Animated Techniques

Randori no Kata (Junanahon) 1-17

(Performed by Nariyama Shihan, 8th Dan)


HIJI WAZA (Elbow Techniques 6-10)

    OSHI TAOSHI - "The Pushing Topple." In this technique, Tori slides back and to the left, avoiding the blow. As he does so, he pulls back on the attacker's arm. As the attacker pulls back to regain his balance, Tori slides forward, keeping the attacker's elbow in his own center and pushing towards the attacker's ear. This forces all of the attacker's weight onto his back, left foot. At that point, it is an easy matter to push a little more and knock the attacker over. A gentle elbow lock is used as a hold down for this demonstration. This is known as ikkyo in Aikikai and ikkajo in Yoshinkan. This is also, of course, a basic technique in Daitoryu.


    UDE GAESHI -  "The Arm Folding Technique." In this technique, Tori slides to the left to avoid the stab. As he does so, he grabs the attacker's arm and gives it a little tug. This causes the attacker to be slightly unbalanced. As the attacker pulls back with his arm in an attempt to regain his balance, Tori slides forward, bends the attacker's arm at the elbow, and pulls the attacker backward by folding the arm over, behind the shoulder. The attacker is thrown onto his back. This is essentially the same as kote gaeshi and similar techniques. In kata, uke falls backwards but it is possible to turn and throw to the side. This is based on the principles of 'mizu guruma' the 4th technique of Kodokan Judo's 'koshiki no kata'.

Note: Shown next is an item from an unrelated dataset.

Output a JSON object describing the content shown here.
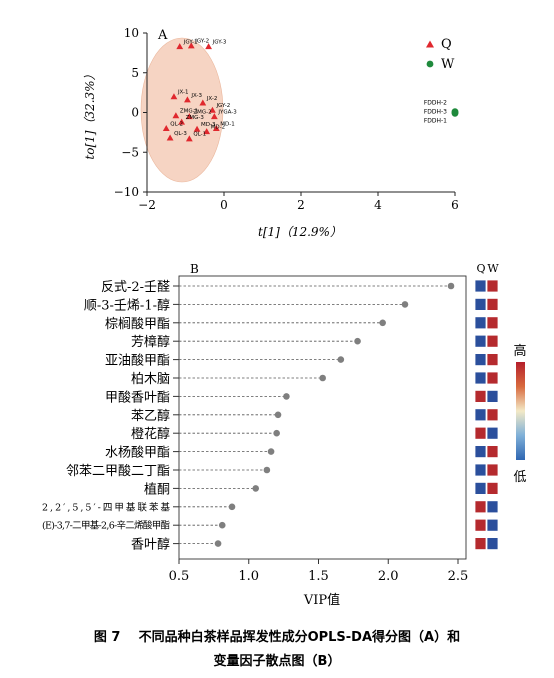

    HIKI TAOSHI - "The Pulling Topple." In this technique, Tori slides back and to his left to avoid the strike. As he does so, he blocks at the attacker's wrist with his right hand, and grabs the attacker's wrist underneath with his left. In doing so, his left hand is palm side upward. He then pulls back with that left hand while simultaneously turning the hand over, so that it is now palm-side downward. Doing so locks the attacker's elbow. The unbalanced attacker is now brought down by pulling and applying gentle pressure at the elbow with the right hand. This is based on the principles of 'mizu nagare' the 5th technique of Kodokan Judo's 'koshiki no kata'. Both hands and turned as in 'maki otoshi' in kendo. Uke moves his foot forward to regain his posture so it is important to practice moving backwards to succeed.

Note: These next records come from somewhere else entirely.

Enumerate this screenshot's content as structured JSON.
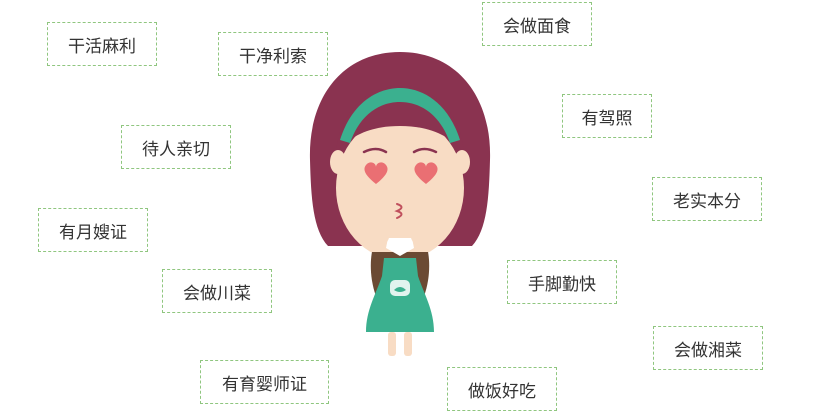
{
  "tags": [
    "干活麻利",
    "干净利索",
    "会做面食",
    "有驾照",
    "待人亲切",
    "老实本分",
    "有月嫂证",
    "会做川菜",
    "手脚勤快",
    "会做湘菜",
    "有育婴师证",
    "做饭好吃"
  ],
  "illustration": {
    "subject": "girl-character",
    "colors": {
      "hair": "#8a3350",
      "headband": "#3bb08f",
      "skin": "#f8dcc4",
      "heart_eyes": "#ea6f73",
      "apron": "#3bb08f",
      "dress": "#6b4a33",
      "tag_border": "#8fc67f"
    }
  }
}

    UDE HINERI - "The Arm Twist." This technique is a counter to the previous one. One first attempts Hiki Taoshi: one grabs the wrist the same and tries to break the attacker's balance. If however, the attacker's balance is not fully broken, and he is pulling back, you go with it. As you can see Tori demonstrate, one steps to the outside, locks the attacker's arm under one's own, and then throws the attacker forward by twisting one's upper torso. Be sure not to lift upwards on the attacker's arm, as doing so will rip the shoulder out. Simply twisting while keeping the attacker's arm level will throw the attacker quite well. People who only practise kata may find this technique unfamiliar. However, it is always practised in suwari waza (kneeling techniques) as a finish to a technique.


    WAKI GATAME - "The Side Pin." The Japanese name for the technique refers to an arm bar applied while the defender is standing to the attacker's side. Tori first avoids the stab by sliding to the side. He simultaneously raises the attacker's arm using a hand blade. He grabs the attacker's arm and initially pulls him upward, breaking his balance. The attacker's arm is then brought down and snugly placed in the crook of the right elbow for the pin. Key to the technique is grabbing and rotating the attacker's forearm so as to lock out the elbow joint. Watch Nariyama's left hand accomplish this trick. In Tenjinshinyoryu jujitsu this technique is done in generally the same way as it is in aikido and judo. The arm is pinned to your side and your body weight is directly over the opponent's elbow. The dangers of applying it in this way have been identified in judo. Of course, it is comparatively safe in kata practice because uke does not resist strongly. However, the risk of causing an injury unintentionally is high. Tomiki Sensei showed how this can be applied safely during intense randori. Practice is required to understand the way that this can be applied without causing pain to uke.